O modelo feminino permitido ao ser humano pelo padrão judaico-cristão baseia-se no fragmento do ‘primeiro ego’, que seria Adão. Vários textos históricos, porém, citam uma variante, a criação de Lilith, a primeira mulher, feita em igualdade de condições com o primeiro homem, e expulsa do Paraíso por tentar buscar essa igualdade.
Não se sabe com certeza como a lenda de Lilith, a primeira companheira de Adão, foi banida da versão Bíblica da Igreja. Mas nas Escrituras hebraicas podemos encontrá-la como uma mulher feita de pó negro e excrementos, portanto, condenada a ser inferior ao homem.

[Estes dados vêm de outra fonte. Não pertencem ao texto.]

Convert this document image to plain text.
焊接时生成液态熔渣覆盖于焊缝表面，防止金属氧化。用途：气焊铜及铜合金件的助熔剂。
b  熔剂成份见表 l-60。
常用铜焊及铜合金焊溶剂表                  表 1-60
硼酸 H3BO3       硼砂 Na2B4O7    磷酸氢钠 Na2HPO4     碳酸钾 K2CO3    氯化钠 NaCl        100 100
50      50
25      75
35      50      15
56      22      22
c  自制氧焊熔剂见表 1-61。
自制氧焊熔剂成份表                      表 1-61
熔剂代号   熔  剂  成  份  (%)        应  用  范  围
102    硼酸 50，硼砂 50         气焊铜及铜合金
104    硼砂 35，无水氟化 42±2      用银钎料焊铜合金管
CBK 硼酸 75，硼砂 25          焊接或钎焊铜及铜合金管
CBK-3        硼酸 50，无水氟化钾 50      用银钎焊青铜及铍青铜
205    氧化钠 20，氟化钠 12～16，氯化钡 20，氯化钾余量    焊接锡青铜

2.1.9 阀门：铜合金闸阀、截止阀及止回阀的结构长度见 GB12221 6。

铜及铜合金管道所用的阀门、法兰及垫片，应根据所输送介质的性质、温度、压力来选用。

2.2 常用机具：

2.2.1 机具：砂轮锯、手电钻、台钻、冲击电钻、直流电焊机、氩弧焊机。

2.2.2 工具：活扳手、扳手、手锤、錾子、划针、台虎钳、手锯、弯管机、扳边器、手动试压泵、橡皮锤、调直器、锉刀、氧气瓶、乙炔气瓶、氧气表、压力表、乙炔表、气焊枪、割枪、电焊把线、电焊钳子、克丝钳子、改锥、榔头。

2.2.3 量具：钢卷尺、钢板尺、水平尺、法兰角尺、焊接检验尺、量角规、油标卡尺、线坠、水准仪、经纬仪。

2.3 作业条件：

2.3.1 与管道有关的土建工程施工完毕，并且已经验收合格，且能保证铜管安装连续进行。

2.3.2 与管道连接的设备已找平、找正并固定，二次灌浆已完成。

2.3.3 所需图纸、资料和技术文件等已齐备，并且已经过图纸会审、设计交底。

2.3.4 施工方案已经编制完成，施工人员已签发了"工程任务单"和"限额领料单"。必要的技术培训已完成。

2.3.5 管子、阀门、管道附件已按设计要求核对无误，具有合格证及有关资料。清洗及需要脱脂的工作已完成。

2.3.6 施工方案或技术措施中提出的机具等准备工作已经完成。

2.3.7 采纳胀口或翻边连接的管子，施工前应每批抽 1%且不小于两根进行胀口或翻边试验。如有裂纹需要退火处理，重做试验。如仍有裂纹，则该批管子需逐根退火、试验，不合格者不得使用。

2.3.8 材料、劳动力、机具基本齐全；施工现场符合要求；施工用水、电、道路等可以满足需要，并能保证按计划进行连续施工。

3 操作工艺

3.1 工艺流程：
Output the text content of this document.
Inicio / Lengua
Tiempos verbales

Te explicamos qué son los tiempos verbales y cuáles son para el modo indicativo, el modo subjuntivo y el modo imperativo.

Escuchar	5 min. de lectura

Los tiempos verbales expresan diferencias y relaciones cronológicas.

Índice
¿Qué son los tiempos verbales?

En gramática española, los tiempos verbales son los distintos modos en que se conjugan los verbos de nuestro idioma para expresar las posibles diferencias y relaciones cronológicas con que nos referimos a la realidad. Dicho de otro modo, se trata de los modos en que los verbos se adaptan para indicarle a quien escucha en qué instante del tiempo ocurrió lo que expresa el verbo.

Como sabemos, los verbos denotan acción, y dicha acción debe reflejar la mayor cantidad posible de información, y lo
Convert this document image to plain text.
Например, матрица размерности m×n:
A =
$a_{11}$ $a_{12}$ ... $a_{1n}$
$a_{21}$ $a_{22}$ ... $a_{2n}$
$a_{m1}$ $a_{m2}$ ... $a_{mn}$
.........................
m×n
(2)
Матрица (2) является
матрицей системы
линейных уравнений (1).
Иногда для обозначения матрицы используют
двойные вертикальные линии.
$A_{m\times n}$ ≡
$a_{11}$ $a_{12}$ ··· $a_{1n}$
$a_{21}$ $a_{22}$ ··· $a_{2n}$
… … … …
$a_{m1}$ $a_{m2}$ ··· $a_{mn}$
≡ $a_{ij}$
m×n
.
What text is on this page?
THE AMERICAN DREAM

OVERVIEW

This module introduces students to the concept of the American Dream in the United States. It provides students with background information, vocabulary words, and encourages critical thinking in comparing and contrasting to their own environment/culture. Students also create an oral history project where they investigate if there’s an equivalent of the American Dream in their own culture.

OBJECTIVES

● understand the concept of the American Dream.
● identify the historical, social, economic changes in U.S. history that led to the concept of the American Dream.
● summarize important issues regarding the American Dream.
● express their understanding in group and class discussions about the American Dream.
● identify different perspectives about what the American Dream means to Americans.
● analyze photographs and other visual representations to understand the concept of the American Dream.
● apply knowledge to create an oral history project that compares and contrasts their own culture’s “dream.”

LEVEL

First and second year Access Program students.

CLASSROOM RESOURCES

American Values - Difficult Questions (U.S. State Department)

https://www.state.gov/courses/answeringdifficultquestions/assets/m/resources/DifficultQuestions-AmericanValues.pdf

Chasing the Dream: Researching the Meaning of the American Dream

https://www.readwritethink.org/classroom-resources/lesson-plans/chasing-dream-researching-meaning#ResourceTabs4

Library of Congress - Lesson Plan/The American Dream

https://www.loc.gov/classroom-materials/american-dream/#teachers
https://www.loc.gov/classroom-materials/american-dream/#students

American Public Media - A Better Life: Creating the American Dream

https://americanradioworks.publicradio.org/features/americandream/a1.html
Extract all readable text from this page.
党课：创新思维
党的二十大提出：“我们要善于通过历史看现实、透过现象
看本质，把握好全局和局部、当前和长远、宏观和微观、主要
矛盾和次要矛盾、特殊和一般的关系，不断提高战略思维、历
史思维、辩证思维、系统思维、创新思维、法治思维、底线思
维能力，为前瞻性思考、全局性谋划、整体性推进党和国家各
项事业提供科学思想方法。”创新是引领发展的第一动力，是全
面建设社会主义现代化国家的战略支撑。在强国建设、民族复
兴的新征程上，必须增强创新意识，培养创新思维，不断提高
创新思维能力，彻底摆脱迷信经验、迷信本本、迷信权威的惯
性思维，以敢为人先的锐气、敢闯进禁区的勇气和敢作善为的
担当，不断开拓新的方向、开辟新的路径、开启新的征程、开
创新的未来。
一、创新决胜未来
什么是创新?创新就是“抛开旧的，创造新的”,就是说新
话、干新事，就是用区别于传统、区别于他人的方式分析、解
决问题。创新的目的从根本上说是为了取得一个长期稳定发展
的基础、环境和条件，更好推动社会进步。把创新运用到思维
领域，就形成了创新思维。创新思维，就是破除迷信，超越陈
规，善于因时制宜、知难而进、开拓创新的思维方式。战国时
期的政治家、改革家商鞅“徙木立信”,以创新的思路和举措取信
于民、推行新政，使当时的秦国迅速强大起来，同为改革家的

No fundo, Lilith já foi criada como um demônio, tendo gerado, juntamente com Adão, outros seres iguais a ela, que se
vingam contra a humanidade. Essa natureza satânica é, por assim dizer, uma advertência que a cultura rabínica e patriarcal nos faz com relação àquela que perturbou o sono de Adão: Lilith, feita de sangue e saliva, é expressão de fatalidade. Nisso Lilith é mais fiel ao protótipo da mulher do que a submissa Eva, embora ambas tenham sido veículo do pecado.
O alfabeto Bem Sirá (século VI ou VII) conta que Lilith, inconformada com a situação de desigualdade vivida com Adão, questiona: “Por que devo deitar-me embaixo de ti? Por que ser dominada por você? Eu também fui feita de pó e por isso sou tua igual.”
E Adão, ciente da supremacia do homem, nega-se a inverter a ordem. Lilith então se descontrola, pronuncia o nome mágico de Deus, acusa Adão e vai embora. Voa para as margens do Mar Vermelho, onde passa a viver em promiscuidade com os diabos, gerando cem demônios por dia.
E lá se transforma e assume seu tenebroso destino, seduzindo homens em seus sonhos e espalhando a morte, pois foi declarada guerra ao Pai.
Encarnando o feminino negativo, transfigura-se, posteriormente, em inúmeras deusas lunares (Ihstar, Astarte, Isis, Cibele, Hécate), arquétipos das forças incontroláveis do submundo – a Lua Negra.
Mas existem ainda muitas outras histórias sobre ela. Para os assírios, era considerada um demônio. Alguns estudiosos dizem que era a mulher de Samuel, da qual surgiram as imagens de Adão e Eva. No Zohar também é assimilada como a rainha dos demônios, aquela que incitava os homens. Na Kabala, pode corresponder ao 10º sefiroh, Malkuth, que reina no submundo e na escuridão, incapaz de se contatar com Deus, sempre sujeita às tentações e frustrações constantes.